Three. Three is a good number of rules for any girl to have. Nobody likes a control freak. Just enough for some direction, so I don’t end up lost.
I let my eyes fall shut and my mind wander.
What do I want?
What do I really want . . .
First, to belong .
What do I need?
That feeling I had in Louisa’s kitchen. In Reed’s home.
Unconditional love, so I am free to live and grow without fear of failing the people I cherish.
What can’t I live without?
That one’s easy.
Reed James Rawlins.
Everything else—the career, the plans, and the status—is superfluous now. But I do need some way to spend my days and fill my soul. To fuel my independence.
Louisa’s party flashes through my mind. The happy faces. The way Lou’s face lit up when Harry led her outside to her family and friends. The close-knit community of people who know each other so well and have been through thick and thin.
I want that. I need that.
To be able to create those moments for other families, that would be priceless.
Bingo .
With a little research and a new focus, I can start working on big family parties, reunions, and maybe even weddings?

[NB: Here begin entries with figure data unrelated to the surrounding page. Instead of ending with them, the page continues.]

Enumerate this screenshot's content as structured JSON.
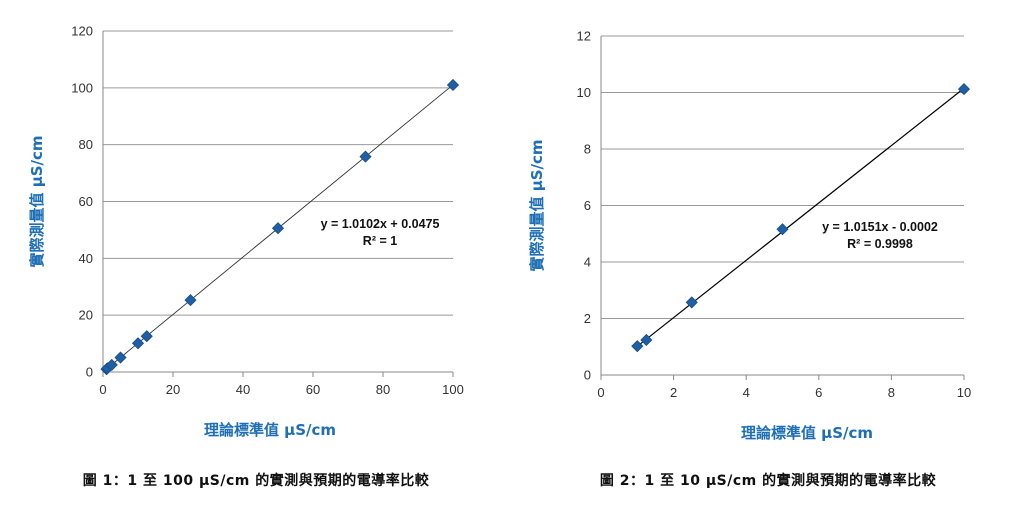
{
  "chart_data": [
    {
      "type": "scatter",
      "xlabel": "理論標準值  μS/cm",
      "ylabel": "實際測量值  μS/cm",
      "xlim": [
        0,
        100
      ],
      "ylim": [
        0,
        120
      ],
      "xticks": [
        0,
        20,
        40,
        60,
        80,
        100
      ],
      "yticks": [
        0,
        20,
        40,
        60,
        80,
        100,
        120
      ],
      "grid": "horizontal",
      "marker_color": "#1f5fa6",
      "trendline_color": "#333333",
      "points": [
        {
          "x": 1,
          "y": 1
        },
        {
          "x": 1.25,
          "y": 1.3
        },
        {
          "x": 2.5,
          "y": 2.5
        },
        {
          "x": 5,
          "y": 5.1
        },
        {
          "x": 10,
          "y": 10.1
        },
        {
          "x": 12.5,
          "y": 12.6
        },
        {
          "x": 25,
          "y": 25.3
        },
        {
          "x": 50,
          "y": 50.6
        },
        {
          "x": 75,
          "y": 75.8
        },
        {
          "x": 100,
          "y": 101
        }
      ],
      "trendline": {
        "slope": 1.0102,
        "intercept": 0.0475,
        "x_range": [
          0,
          100
        ]
      },
      "equation": "y = 1.0102x + 0.0475",
      "r_squared": "R² = 1",
      "caption": "圖 1：1 至 100 μS/cm 的實測與預期的電導率比較"
    },
    {
      "type": "scatter",
      "xlabel": "理論標準值  μS/cm",
      "ylabel": "實際測量值  μS/cm",
      "xlim": [
        0,
        10
      ],
      "ylim": [
        0,
        12
      ],
      "xticks": [
        0,
        2,
        4,
        6,
        8,
        10
      ],
      "yticks": [
        0,
        2,
        4,
        6,
        8,
        10,
        12
      ],
      "grid": "horizontal",
      "marker_color": "#1f5fa6",
      "trendline_color": "#000000",
      "points": [
        {
          "x": 1,
          "y": 1.02
        },
        {
          "x": 1.25,
          "y": 1.24
        },
        {
          "x": 2.5,
          "y": 2.57
        },
        {
          "x": 5,
          "y": 5.16
        },
        {
          "x": 10,
          "y": 10.12
        }
      ],
      "trendline": {
        "slope": 1.0151,
        "intercept": -0.0002,
        "x_range": [
          1,
          10
        ]
      },
      "equation": "y = 1.0151x - 0.0002",
      "r_squared": "R² = 0.9998",
      "caption": "圖 2：1 至 10 μS/cm 的實測與預期的電導率比較"
    }
  ]
}
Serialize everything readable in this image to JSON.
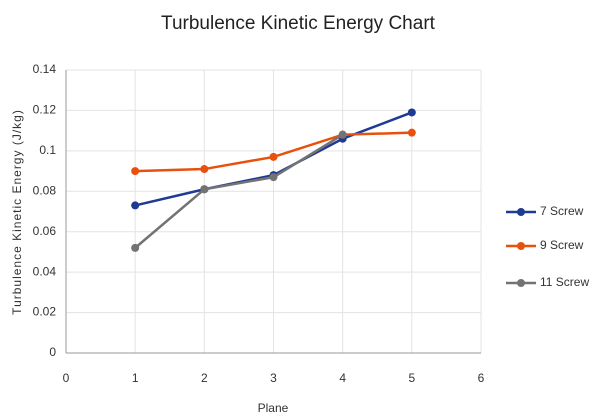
{
  "chart_data": {
    "type": "line",
    "title": "Turbulence Kinetic Energy Chart",
    "xlabel": "Plane",
    "ylabel": "Turbulence Kinetic Energy (J/kg)",
    "x": [
      1,
      2,
      3,
      4,
      5
    ],
    "series": [
      {
        "name": "7 Screw",
        "color": "#1f3a93",
        "values": [
          0.073,
          0.081,
          0.088,
          0.106,
          0.119
        ]
      },
      {
        "name": "9 Screw",
        "color": "#e8500e",
        "values": [
          0.09,
          0.091,
          0.097,
          0.108,
          0.109
        ]
      },
      {
        "name": "11 Screw",
        "color": "#737373",
        "values": [
          0.052,
          0.081,
          0.087,
          0.108,
          null
        ]
      }
    ],
    "xlim": [
      0,
      6
    ],
    "xticks": [
      0,
      1,
      2,
      3,
      4,
      5,
      6
    ],
    "ylim": [
      0,
      0.14
    ],
    "yticks": [
      0,
      0.02,
      0.04,
      0.06,
      0.08,
      0.1,
      0.12,
      0.14
    ],
    "grid": true,
    "legend": "right"
  }
}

A party planner who’s like part of the family.
God save me, that’s corny. And exactly what I’m going to do.
I tap away, pulling up inspiration from Pinterest, making mock run sheets and checklists for all three of my new ideas. And when I begin the business plan, my fingers still over the laptop as the screen shows the most recent tab. R & R Ranch, holiday ranch business plan.

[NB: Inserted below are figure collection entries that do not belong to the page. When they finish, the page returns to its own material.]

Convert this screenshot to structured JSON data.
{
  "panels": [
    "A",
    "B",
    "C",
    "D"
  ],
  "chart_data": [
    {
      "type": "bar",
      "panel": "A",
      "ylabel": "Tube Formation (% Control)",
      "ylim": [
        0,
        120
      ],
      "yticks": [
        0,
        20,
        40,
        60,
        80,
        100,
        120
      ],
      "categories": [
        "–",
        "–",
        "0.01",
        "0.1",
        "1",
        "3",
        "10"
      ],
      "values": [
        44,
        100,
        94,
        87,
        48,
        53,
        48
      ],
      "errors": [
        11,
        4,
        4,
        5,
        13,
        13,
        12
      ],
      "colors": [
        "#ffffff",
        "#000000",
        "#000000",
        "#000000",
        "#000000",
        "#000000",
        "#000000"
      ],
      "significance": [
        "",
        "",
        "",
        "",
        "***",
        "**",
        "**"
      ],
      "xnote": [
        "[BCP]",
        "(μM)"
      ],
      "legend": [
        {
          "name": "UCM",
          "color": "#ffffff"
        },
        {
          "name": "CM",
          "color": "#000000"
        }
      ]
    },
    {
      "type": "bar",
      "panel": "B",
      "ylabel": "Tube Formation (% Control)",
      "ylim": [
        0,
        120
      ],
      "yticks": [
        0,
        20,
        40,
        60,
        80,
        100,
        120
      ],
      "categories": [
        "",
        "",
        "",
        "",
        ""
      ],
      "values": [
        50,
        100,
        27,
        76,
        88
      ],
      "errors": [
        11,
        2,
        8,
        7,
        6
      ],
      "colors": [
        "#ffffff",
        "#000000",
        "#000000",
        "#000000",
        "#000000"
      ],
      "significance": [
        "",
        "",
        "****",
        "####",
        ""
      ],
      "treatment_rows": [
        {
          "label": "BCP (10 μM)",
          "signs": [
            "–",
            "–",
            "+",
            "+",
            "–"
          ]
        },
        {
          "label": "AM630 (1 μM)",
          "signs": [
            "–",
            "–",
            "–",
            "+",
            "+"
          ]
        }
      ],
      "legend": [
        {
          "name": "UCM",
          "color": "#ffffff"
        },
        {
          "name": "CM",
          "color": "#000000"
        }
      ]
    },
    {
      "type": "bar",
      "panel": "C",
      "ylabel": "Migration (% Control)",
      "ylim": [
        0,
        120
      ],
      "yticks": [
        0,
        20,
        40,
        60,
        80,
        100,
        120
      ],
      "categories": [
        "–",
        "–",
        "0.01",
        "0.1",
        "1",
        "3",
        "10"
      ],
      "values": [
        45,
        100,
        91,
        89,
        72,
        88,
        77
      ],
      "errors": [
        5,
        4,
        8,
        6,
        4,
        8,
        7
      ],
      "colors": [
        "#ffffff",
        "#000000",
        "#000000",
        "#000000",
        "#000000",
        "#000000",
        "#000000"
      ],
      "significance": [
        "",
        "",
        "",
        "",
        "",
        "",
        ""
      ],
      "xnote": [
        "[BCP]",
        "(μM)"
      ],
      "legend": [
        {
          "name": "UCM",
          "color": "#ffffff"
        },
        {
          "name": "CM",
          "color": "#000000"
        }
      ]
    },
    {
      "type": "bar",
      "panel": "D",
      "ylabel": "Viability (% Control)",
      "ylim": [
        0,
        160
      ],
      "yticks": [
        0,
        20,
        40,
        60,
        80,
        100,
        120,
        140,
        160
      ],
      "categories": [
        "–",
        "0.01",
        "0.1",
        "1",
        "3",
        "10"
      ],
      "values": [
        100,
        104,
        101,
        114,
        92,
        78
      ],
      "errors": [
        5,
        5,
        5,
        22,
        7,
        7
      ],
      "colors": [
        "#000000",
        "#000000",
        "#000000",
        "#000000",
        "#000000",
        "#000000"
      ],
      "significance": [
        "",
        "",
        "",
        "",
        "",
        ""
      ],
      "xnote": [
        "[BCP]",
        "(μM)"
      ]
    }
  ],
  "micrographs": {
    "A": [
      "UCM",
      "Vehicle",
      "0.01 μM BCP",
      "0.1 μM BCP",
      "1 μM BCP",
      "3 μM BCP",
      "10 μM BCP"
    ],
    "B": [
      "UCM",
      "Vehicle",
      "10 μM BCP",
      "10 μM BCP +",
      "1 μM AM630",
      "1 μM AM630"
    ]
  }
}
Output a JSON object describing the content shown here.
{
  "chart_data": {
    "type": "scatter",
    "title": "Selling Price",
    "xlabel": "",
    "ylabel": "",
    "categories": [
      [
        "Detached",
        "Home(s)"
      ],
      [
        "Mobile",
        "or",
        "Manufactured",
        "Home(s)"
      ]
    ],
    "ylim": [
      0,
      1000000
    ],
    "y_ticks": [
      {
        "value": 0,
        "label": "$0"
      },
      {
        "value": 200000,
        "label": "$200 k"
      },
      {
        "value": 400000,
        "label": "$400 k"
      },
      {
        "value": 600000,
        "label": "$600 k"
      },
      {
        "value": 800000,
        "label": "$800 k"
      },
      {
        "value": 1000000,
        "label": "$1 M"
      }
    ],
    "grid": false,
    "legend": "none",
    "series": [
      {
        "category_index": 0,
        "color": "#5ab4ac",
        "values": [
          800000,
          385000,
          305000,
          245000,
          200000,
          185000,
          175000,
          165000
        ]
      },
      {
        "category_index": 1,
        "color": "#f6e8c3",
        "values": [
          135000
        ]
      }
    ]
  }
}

I smile at the screen like it’s an old friend as the memories of working through the proposal with Reed scroll through my mind. And that unfamiliar feeling of something I know down to my bones I need but have never been able to grasp...
Warmth swells as I fly through the times I shared with Reed’s family at home at Rosewood Ranch. Belonging blooms in my core, steady and bright. And when it steals my breath, I slam the MacBook shut.
Good Lord, how could I have been so daft?